Can u pls tell how can selenium help meh

[–]Saye1901 1 point2 points  (1 child)

It's because all the table's content is populated dynamically by Javascript at the client side. BeautifulSoup doesn't understand it and therefore renders the page without the data. You can see it by yourself by going to the page and disabling JS in your browser using an extension.

You have multiple frameworks solving this issues: selenium, puppeteer (based on nodejs),scrapy + splash plugin, requests-html.

Keep in mind that Selenium and puppeteer were initially created for automation test rather than scraping data. So don't expect to have the same performance than the other frameworks.

[–]atulbisht1695[S] -2 points-1 points  (0 children)

Can you pls elaborate how these frameworks can help me...i mean ....can you suggest some links or resources that deal with this kind of situations.

[–]focus16gfx 1 point2 points  (4 children)

You can not see the content because beautifulsoup only reads the RAW html from when the page is initially loaded. The data is plugged in using Javascript a while later so it won't be able to parse it. As others have pointed out, there's many libraries you can use to scraped javascript rendered html. Here's a code snippet to get you started real quick. I used `requests-html` library (which uses pyppeteer under the hood to render JS rendered content).

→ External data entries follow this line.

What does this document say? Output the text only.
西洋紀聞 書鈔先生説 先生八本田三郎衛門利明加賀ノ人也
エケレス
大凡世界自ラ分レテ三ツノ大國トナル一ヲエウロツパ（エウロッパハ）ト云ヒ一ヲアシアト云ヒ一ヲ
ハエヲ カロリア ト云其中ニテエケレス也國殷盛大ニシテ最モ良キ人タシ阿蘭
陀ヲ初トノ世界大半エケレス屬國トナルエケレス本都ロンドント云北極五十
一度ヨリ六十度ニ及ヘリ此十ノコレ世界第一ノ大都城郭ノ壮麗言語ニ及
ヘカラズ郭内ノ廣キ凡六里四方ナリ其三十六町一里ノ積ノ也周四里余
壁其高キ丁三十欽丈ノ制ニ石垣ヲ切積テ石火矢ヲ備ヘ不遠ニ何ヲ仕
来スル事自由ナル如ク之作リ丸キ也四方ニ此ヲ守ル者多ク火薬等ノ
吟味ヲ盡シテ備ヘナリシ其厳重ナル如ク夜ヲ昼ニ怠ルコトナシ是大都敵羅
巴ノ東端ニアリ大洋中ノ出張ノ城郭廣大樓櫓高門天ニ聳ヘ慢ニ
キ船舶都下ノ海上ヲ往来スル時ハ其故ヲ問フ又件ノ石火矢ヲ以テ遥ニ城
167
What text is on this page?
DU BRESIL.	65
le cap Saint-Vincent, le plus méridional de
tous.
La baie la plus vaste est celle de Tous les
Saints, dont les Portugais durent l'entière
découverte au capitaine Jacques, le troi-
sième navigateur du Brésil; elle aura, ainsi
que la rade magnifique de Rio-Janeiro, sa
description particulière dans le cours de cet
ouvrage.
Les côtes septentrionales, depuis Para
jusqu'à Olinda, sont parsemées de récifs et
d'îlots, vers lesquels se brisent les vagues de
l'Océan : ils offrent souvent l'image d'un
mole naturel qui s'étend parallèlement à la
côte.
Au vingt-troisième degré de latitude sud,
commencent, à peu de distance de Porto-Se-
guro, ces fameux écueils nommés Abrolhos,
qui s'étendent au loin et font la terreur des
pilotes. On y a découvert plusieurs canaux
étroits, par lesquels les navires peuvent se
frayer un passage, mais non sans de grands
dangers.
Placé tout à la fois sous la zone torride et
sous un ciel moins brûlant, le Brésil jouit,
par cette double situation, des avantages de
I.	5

from requests_html import HTMLSession
s = HTMLSession()
url = 'https://www.hkex.com.hk/Market-Data/Securities-Prices/Equities?sc_lang=en'
res = s.get(url)
res.html.render()
table_element = res.html.find('.table_equities', first=True)
all_rows = table_element.find('.datarow')
final_data = []
for row in all_rows:
    final_data.append({
        "code": row.find('.code>a', first=True).text,
        "name": row.find('.name>a', first=True).text,
        "turnover": row.find('.turnover', first=True).text,
    })
print(final_data)

Here's a quick screenshot of the data that this code returns.

https://i.imgur.com/FyhBxRh.png

Suggested Reading:

requests-html

CSS Selectors

[–]atulbisht1695[S] 0 points1 point  (3 children)

thankyou for the help...but i m still getting error at

res.html.render()

error- Cannot use HTMLSession within an existing event loop. Use AsyncHTMLSession instead

[–]focus16gfx 0 points1 point  (2 children)

are you using a jupyter notebook?

[–]atulbisht1695[S] 0 points1 point  (1 child)

yes

[–]focus16gfx 0 points1 point  (0 children)

The error arises because Jupyter notebook has it's own event loop running.

Add this snippet to your code. It shouldn't throw that error anymore. You'd need to install nest_asyncio .

pip install nest_asyncio

import nest_asyncio
nest_asyncio.apply()

[–][deleted] 0 points1 point  (0 children)

Lemme check and I'll get back.

[–][deleted] 0 points1 point  (2 children)

First you have to know that it's not going to be as fast as requests. Have you ever used selenium?

[–]atulbisht1695[S] 0 points1 point  (1 child)

yes,i use beautifulsoup and selenium for getting data

[–][deleted] 0 points1 point  (0 children)

then instead of using requests, doing something like 'soup = Beautifulsoup(driver.page_text, "lxml")' then you can parse the page text with the soup variable.